By Mark Sprague, State Director of Information Capital
The Federal Reserve Bank’s policy-making committee (FOMC) raised rates this week (at the November 1-2 meeting) by .75% and kept a hawkish tone given the continued stream of inflationary data coming in since the September meeting. Inflation has slowed, but not much, and it may take a while to bring it under control.
Previously, it was expected the Fed would raise rates by .75% in both November and December meetings. The December hike is not off the table but may be less than expected. Presently, the Fed has shown no need for new economic projections to be released before the November meeting, so all the action will be in the FOMC statement and the Chair’s press conference.
A little good news … some of the Fed Reserve Governors have expressed interest in a smaller rate hike. Federal Reserve Chairman Jerome Powell is expected to highlight a wait-and-see stance about the December meeting decisions.
The contradictions in the U.S. economy keep piling up: economic output rebounded following two quarterly contractions, inflation remains stubbornly high, but unemployment is at historic lows. After six months of decline, the U.S. economy returned to growth in the third quarter. But there were also signs of a slowdown, as the factors underlying the 2.6 percent GDP growth aren’t robust enough to dispel recession concerns. Moreover, economists point to how the 2.6 percent increase in GDP in the third quarter had more to do with rising exports than anything else. So, the need for higher rates to slow inflation is still there.
Whatever scenario plays out (i.e., we avoid a recession, we have a recession, we avoid a recession in the near term, but it comes later, etc.), we’re in a very strange economic situation, which is bad news for economic officials fighting inflation. Prices, as well as wages, are still rising quickly. The combination of the rising cost of living and the Federal Reserve’s ongoing attempts to tackle it by hiking interest rates, which in turn strengthens the dollar and hurts exports, is still predicted to cause a recession.
I look at the overall factors and point out that as good as the Fed has been in the fight against inflation, it can’t control what is happening in China or eastern Europe. So, expect some kind of recession in the latter part of 2023. It will be different than any previous, with high net worths, higher incomes, no rise in foreclosures, not enough housing inventory (helping keep values strong), low unemployment (anything under 5% is considered full employment), more job openings than people out of work, etc.. 2023’s recession will be unlike any you and I have seen before.
So, what does that mean to our clients in Texas? First, there is not enough housing inventory (for rent or sale) which, in turn, keeps values strong. The housing supply is still historically low. People with 3% mortgages (75+/- of America has mortgages less than 4%) will think twice about selling. Builders have put the brakes on the new supply of houses. Various factors will continue to put constraints on the supply.

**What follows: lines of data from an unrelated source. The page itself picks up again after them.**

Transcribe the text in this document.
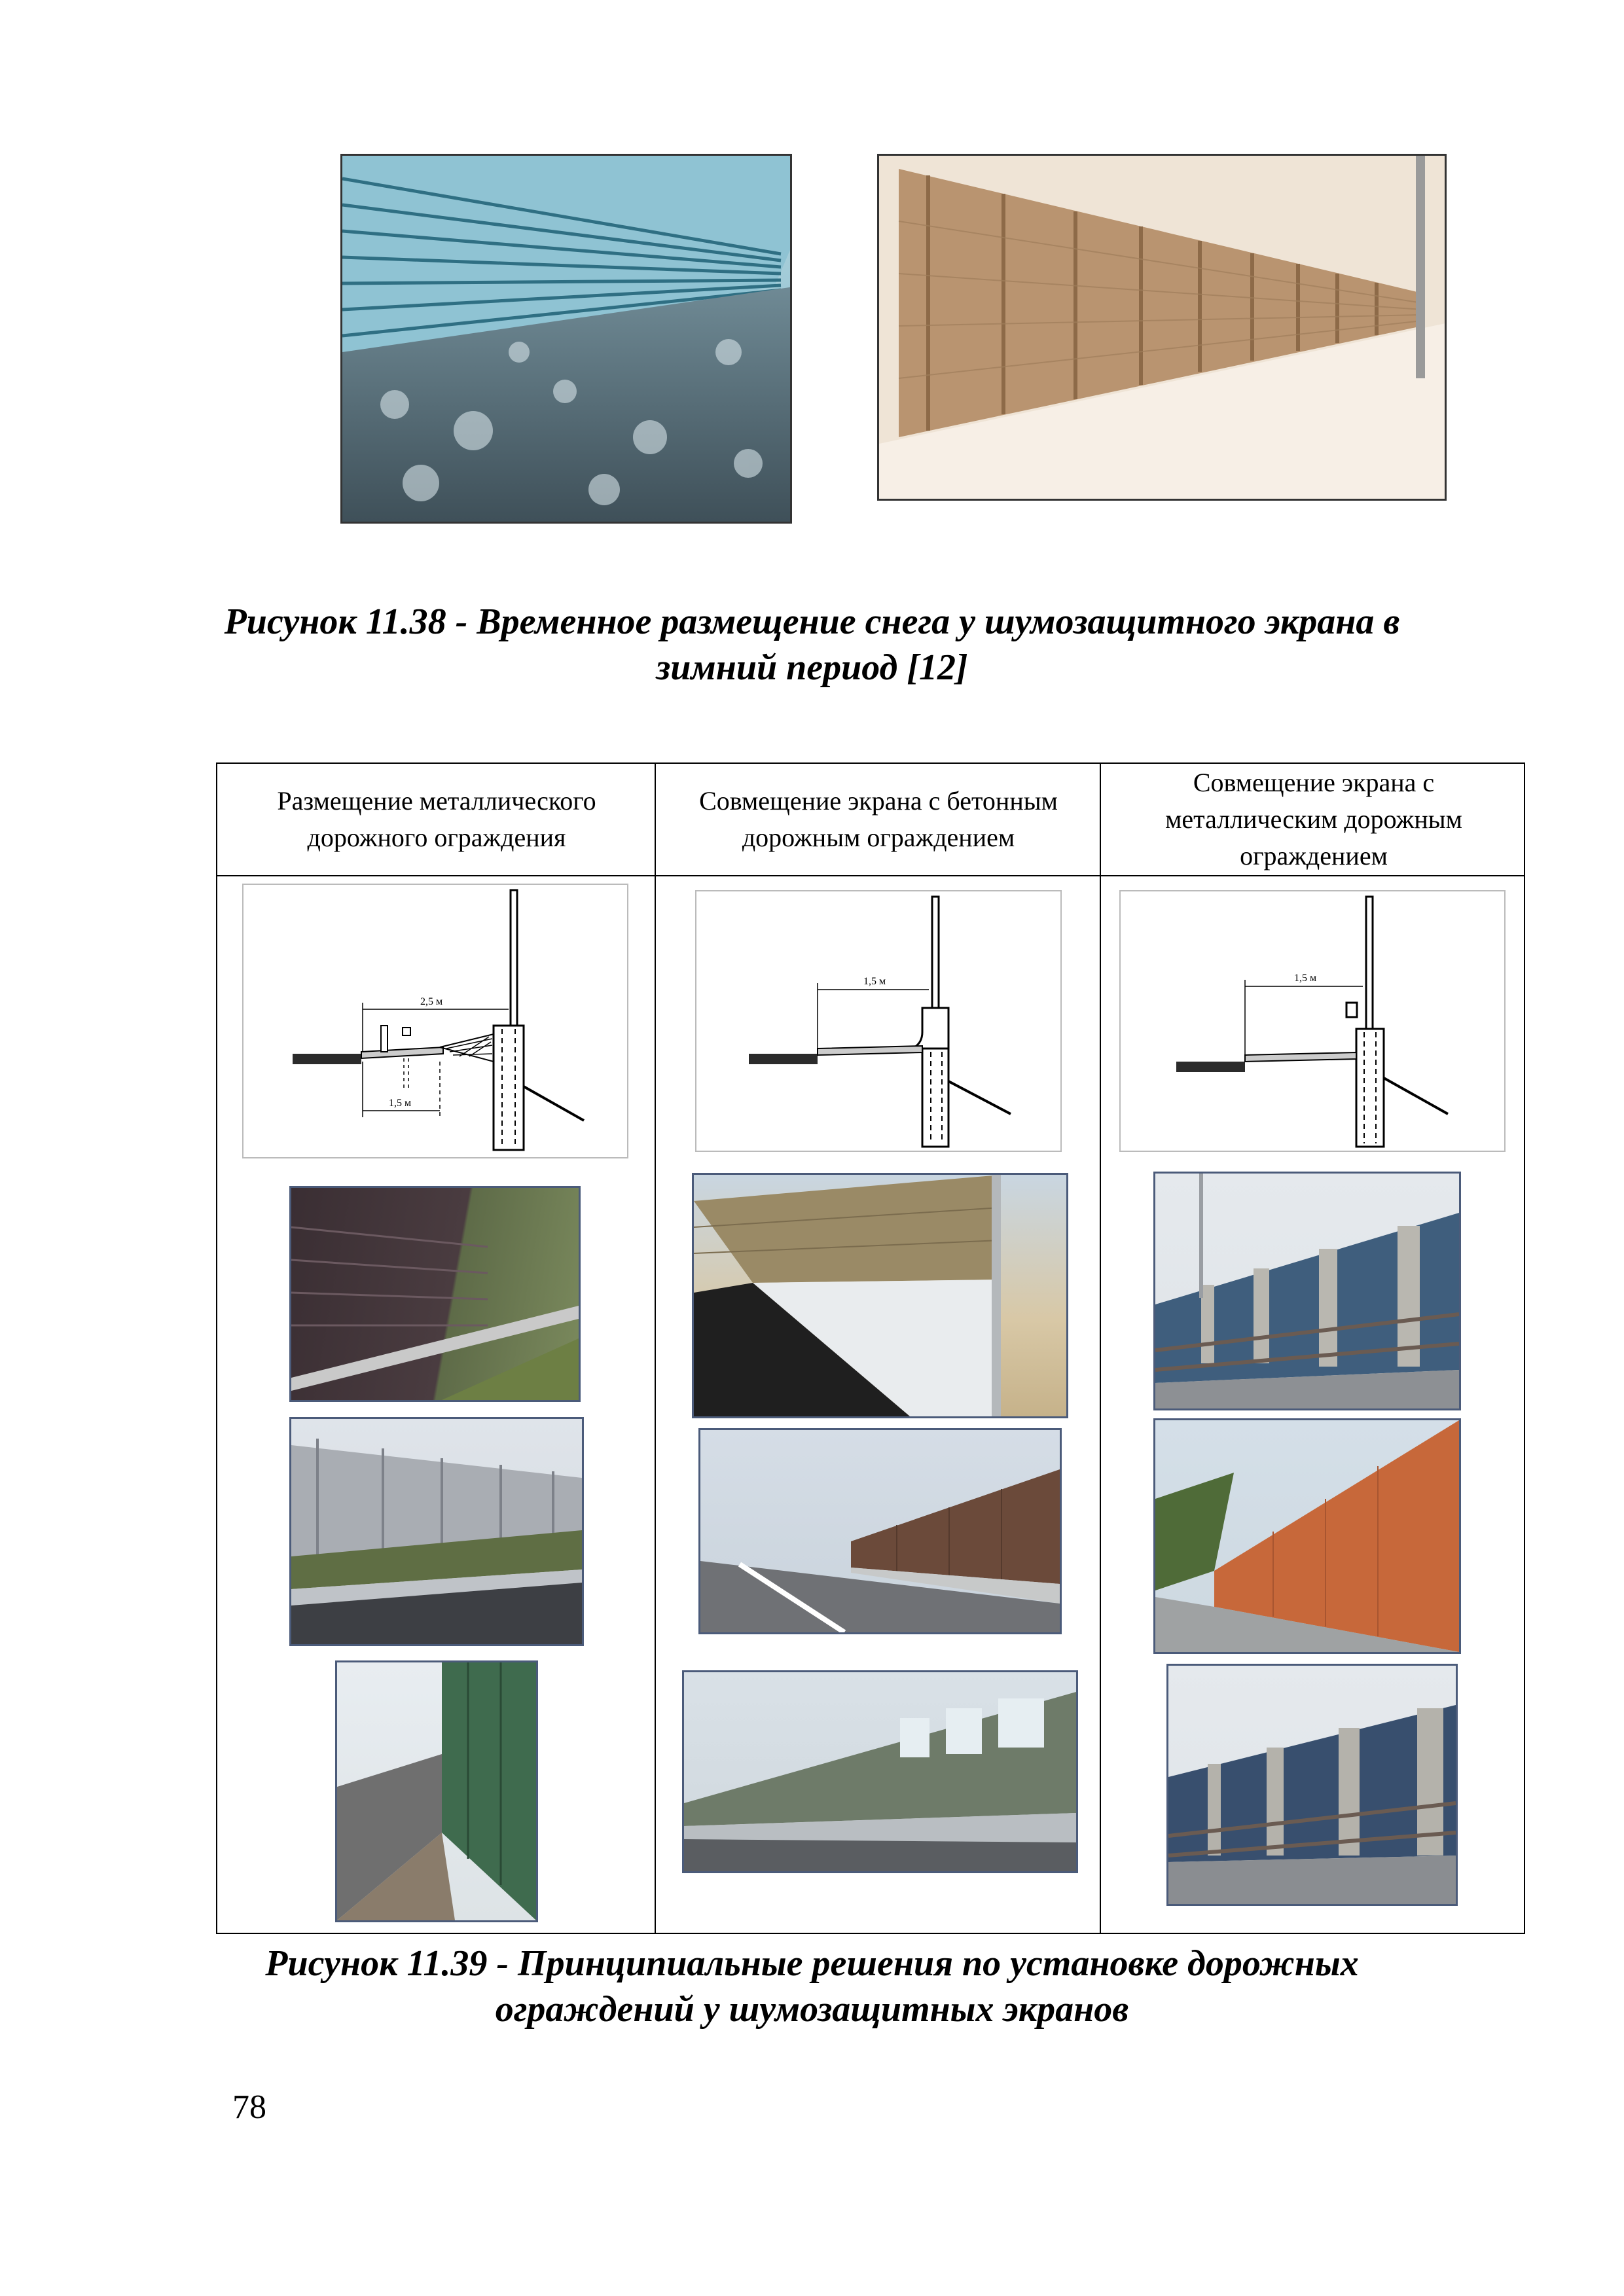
Рисунок 11.38 - Временное размещение снега у шумозащитного экрана в
зимний период [12]
Размещение металлического дорожного ограждения
Совмещение экрана с бетонным дорожным ограждением
Совмещение экрана с металлическим дорожным ограждением
2,5 м
1,5 м
1,5 м	1,5 м
Рисунок 11.39 - Принципиальные решения по установке дорожных
ограждений у шумозащитных экранов
78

Lending standards are not comparable to 2008, when anyone with a pulse and could fog a mirror could get a mortgage. Also, most people have substantial equity in their houses because lending standards are dramatically stricter than in previous recessions.
Foreclosures are still historically low. Compare today to the foreclosure rates running up to 2008. Not many homeowners nationally or regionally owe more on their mortgages than their property is worth. There is very little negative equity in the real estate channels presently.
It is appropriate that a real estate market on steroids like the last two years should cool down when you raise interest rates to slow inflation. It is expected and healthy. It doesn’t mean that house prices will drop.
For those clients that are waiting for rates or values to dip (as they have the last 30+ years, typically at signs of a recession), they will be sorely disappointed. Waiting to buy has already cost them 36% of buying power since the first of the year when rates were around. (Every time rates go up 1%, the buyer loses approximately 12% of buying power.) With projected rate increases through 2023, buyers will have lost 48% of their buying power by the end of the year. Possibly 60% buying power since the start of 2022. 72% buying power by the summer of 2023. Waiting for rates to come down will be harsh. Don’t expect those sub 4% rates again; that was a sign of a struggling economy.